Katja reports from “Harz und Heide”

Braunschweig : Contraflows

This story is part of our youReport series.

The city of Braunschweig, Lower Saxon in northern Germany, with its 250,000 resident sits comfortably mid-field in the 2012 Fahrradklima-Test (cycling barometer) – the German cycle city ranking.

It struck me when I moved to the UK how much we allow roads to be overpowered by car use. In my home town Braunschweig (Brunswick) in northern Germany roads appear to have more of a purpose and inner-city roads seem be split into two types:

roads for cars (vehicle movement) and these will have bicycle provision on them, cycle paths and pedestrians footways
roads for people with secondary purpose car access, bikes share on the road, speed limit 20mph (30kmh) and a footway for pedestrians

To achieve this filtering-out and categorisation, my home town prides itself in having made use of reducing car access by allowing cycle contraflows through one-way streets and marking open dead-ends. Creating a new one-way street frees up space which can then be used for a cycle contraflow. Of course, retrofitting a contraflow is possible too. We recently again asked Newcastle council to seriously look at installing contraflows, especially as the Department for Transport in 2011 has significantly reduced bureaucratic requirements. When asked, the council do not even know where the city’s one-way streets are. Ouch. Gateshead has gone some way with allowing contraflows, and must be congratulated but just like Newcastle has a long way to go creating safe routes on main roads.
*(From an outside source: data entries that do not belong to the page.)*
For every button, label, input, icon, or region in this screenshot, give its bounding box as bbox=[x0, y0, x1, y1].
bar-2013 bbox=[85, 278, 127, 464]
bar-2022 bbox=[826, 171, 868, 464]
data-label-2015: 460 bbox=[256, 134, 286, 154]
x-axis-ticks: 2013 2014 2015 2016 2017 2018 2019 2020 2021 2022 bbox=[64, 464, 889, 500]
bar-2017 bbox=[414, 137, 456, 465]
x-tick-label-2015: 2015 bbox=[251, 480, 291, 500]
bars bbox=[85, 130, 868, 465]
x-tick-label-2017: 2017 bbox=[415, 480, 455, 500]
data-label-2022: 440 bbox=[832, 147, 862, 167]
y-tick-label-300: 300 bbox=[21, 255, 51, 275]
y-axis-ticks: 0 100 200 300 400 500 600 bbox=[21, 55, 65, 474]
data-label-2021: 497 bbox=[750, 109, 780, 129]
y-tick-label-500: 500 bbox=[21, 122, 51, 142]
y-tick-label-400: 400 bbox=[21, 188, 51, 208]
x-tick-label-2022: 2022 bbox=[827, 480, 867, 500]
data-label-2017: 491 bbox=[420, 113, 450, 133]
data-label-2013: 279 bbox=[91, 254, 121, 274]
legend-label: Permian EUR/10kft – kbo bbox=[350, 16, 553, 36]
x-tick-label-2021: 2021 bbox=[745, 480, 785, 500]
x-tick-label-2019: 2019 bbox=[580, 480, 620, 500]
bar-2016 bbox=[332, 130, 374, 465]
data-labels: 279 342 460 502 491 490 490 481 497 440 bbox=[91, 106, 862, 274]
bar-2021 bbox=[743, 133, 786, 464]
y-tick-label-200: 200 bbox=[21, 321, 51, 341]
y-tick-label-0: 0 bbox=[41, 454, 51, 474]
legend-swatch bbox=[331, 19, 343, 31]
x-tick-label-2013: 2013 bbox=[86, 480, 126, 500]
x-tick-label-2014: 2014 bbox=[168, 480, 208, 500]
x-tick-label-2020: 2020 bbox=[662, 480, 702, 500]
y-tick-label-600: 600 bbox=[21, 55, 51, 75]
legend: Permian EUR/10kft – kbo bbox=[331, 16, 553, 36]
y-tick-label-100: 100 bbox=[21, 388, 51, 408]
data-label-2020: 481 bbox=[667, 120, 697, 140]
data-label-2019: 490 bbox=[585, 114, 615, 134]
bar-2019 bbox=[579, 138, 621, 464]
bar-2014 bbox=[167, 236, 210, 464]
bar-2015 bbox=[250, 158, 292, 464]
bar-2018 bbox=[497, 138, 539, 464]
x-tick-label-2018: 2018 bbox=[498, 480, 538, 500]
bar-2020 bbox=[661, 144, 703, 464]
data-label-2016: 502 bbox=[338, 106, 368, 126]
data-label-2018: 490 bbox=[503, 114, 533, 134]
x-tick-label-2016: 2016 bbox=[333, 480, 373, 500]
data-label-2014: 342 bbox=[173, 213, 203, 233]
Here are some examples from in and around Braunschweig.

Filtered Permeability One-way contraflow 02
Photo 1 – Contraflow, entry point, warning for drivers that cyclists can be expected

Filtered Permeability One-way contraflow 01
Photo 2 – Contraflow, entry point, warning for drivers that cyclists can be expected

Filtered Permeability One-way contraflow 03
Photo 3 – Contraflow, double entry point, warning for drivers that cyclists can be expected

Filtered Permeability One-way contraflow 04a
Photo 4 – Contraflow, cycle entry point

And then once you’ve spotted one, they are EVRYWHERE.

Filtered Permeability One-way contraflow 06
Photo 5 – Contraflow, cycle entry point

Filtered Permeability One-way contraflow 07
Photo 6 – Contraflow, cycle entry point

Filtered Permeability One-way contraflow 05
Photo 7 – Contraflow, cycle entry point

Filtered Permeability open-end
Photo 8 – Open dead-end

Filtered Permeability open-end
Photo 9 – Open dead-end

The local cycle group in Braunschweig curates a spatial representation of contraflows in my hometown – maybe something we c/should do too?